The death of Ponzi king Bernie Madoff in federal prison at the age of 82 reignited pain around what New York City's mayor described Wednesday as a "very sad episode" in history. It also reignited curiosity around his immediate family members and the roles they did and didn't play in the explosive multi-billion-dollar scheme.
"The day someone passes is not a time to dance on a grave but let's just be honest, many many people were hurt by his actions and it's time to hopefully turn the page and move forward," Mayor Bill de Blasio said.
Amid the personal tragedy endured by Madoff's thousands of victims, most of his own immediate family was never criminally charged in the case. Both of his sons are now deceased. His wife, Ruth Madoff, hasn't spoken publicly in a decade.
Here's a look back at what happened to the core family members of the world's most infamous Ponzi schemer of all time:
Ruth Madoff, now 79, was never charged in her husband's scheme. She never divorced him either, despite distancing herself from the Ponzi king in public.
In a 2011 "TODAY" interview with her younger son Andrew, Ruth Madoff said she didn't miss her husband. She said: "The villain of all this is behind bars."
Ruth Madoff hasn't spoken publicly in years. She moved out of New York City following her husband's arrest and spent two years living in Florida with her sister before transitioning to one of her son Andrew's homes in Greenwich, Connecticut.
In 2017, she moved to a one-bedroom condo in Old Greenwich, where she lived in virtual exile, according to a New York Post report. No media has reported on her physical whereabouts or lifestyle since, though she had to surrender almost all of her $70 million in remaining assets after Bernie Madoff got his 150-year sentence.
"I don't know whose idea it was, but we decided to kill ourselves because it was so horrendous what was happening," Ruth Madoff said at the time of her reveal.
That 2011 interview with CBS' "60 Minutes" was the only one Ruth Madoff ever gave concerning her husband's crimes.
Mark, 46, was the oldest of the two Madoff sons.

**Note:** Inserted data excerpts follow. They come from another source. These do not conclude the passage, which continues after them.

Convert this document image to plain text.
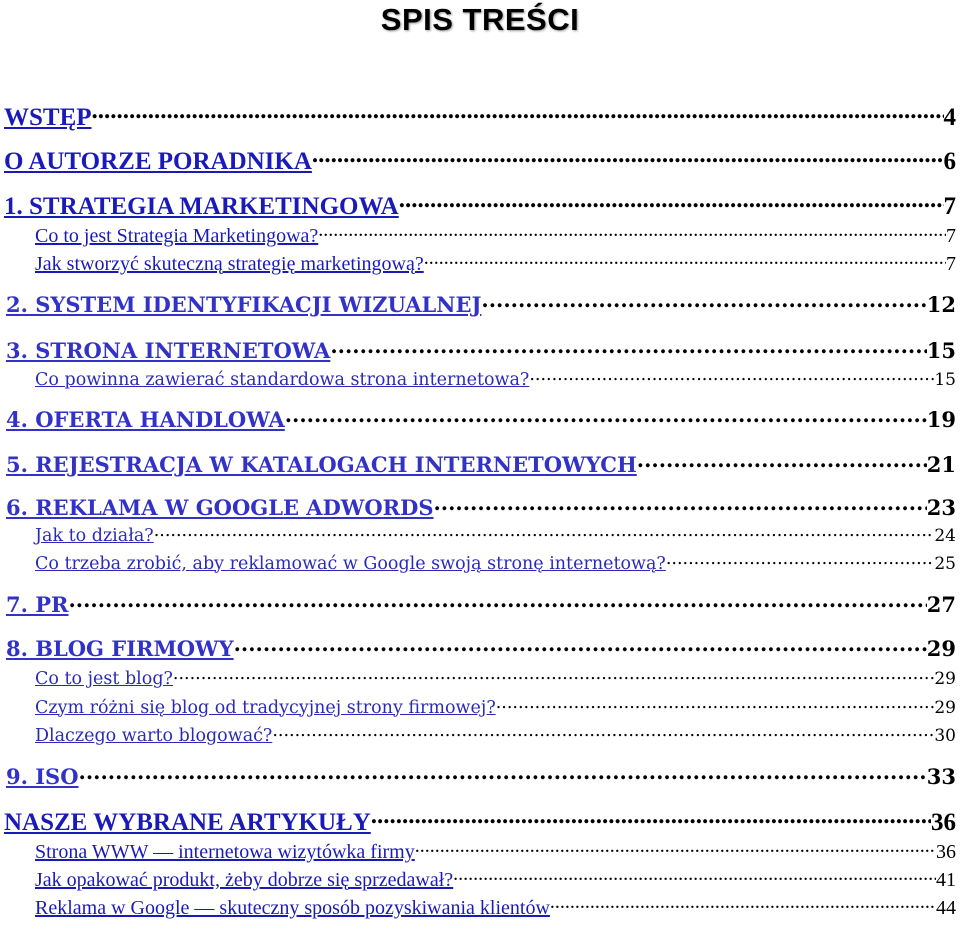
SPIS TREŚCI
WSTĘP .....	4
O AUTORZE PORADNIKA .....	6
1. STRATEGIA MARKETINGOWA .....	7
Co to jest Strategia Marketingowa? .....	7
Jak stworzyć skuteczną strategię marketingową? .....	7
2. SYSTEM IDENTYFIKACJI WIZUALNEJ .....	12
3. STRONA INTERNETOWA .....	15
Co powinna zawierać standardowa strona internetowa? .....	15
4. OFERTA HANDLOWA .....	19
5. REJESTRACJA W KATALOGACH INTERNETOWYCH .....	21
6. REKLAMA W GOOGLE ADWORDS .....	23
Jak to działa? .....	24
Co trzeba zrobić, aby reklamować w Google swoją stronę internetową? .....	25
7. PR .....	27
8. BLOG FIRMOWY .....	29
Co to jest blog? .....	29
Czym różni się blog od tradycyjnej strony firmowej? .....	29
Dlaczego warto blogować? .....	30
9. ISO .....	33
NASZE WYBRANE ARTYKUŁY .....	36
Strona WWW — internetowa wizytówka firmy .....	36
Jak opakować produkt, żeby dobrze się sprzedawał? .....	41
Reklama w Google — skuteczny sposób pozyskiwania klientów .....	44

Both sons worked at a trading desk at their father's firm on a side of the business that wasn't directly involved in the Ponzi scheme. Mark Madoff's last known contact with his father was the day Bernie Madoff confessed to the scheme -- on Dec. 10, 2008.
Two years to the day of his father's arrest, Mark Madoff died by suicide by hanging himself in the living room of his $6 million apartment on Mercer Street in SoHo. Mark Madoff's 2 year-old son, who was sleeping in the next room, was not harmed. The family dog was also uninjured, investigators said.
Mark Madoff's wife, Stephanie, sent her stepfather to the couple's home after he e-mailed her at Disney World in Florida, where she was vacationing with their 4-year-old daughter. In the messages, he told her he loved her and that someone should check on their 2-year-old child, Nicholas, police said. He left no suicide note.
A law enforcement official confirmed Mark sent an email to his lawyer urging him to help "take care of my family" and that "no one wants to hear the truth." In an email to his wife, an official said Mark Madoff wrote "I love you" and "...send someone to take care of Nick" -- their 2-year-old son.
Earlier that year, Mark Madoff's wife petitioned a court to change her last name, saying her family had gotten threats and was humiliated by the scandal. Mark Madoff had two other children from a previous marriage to his college girlfriend.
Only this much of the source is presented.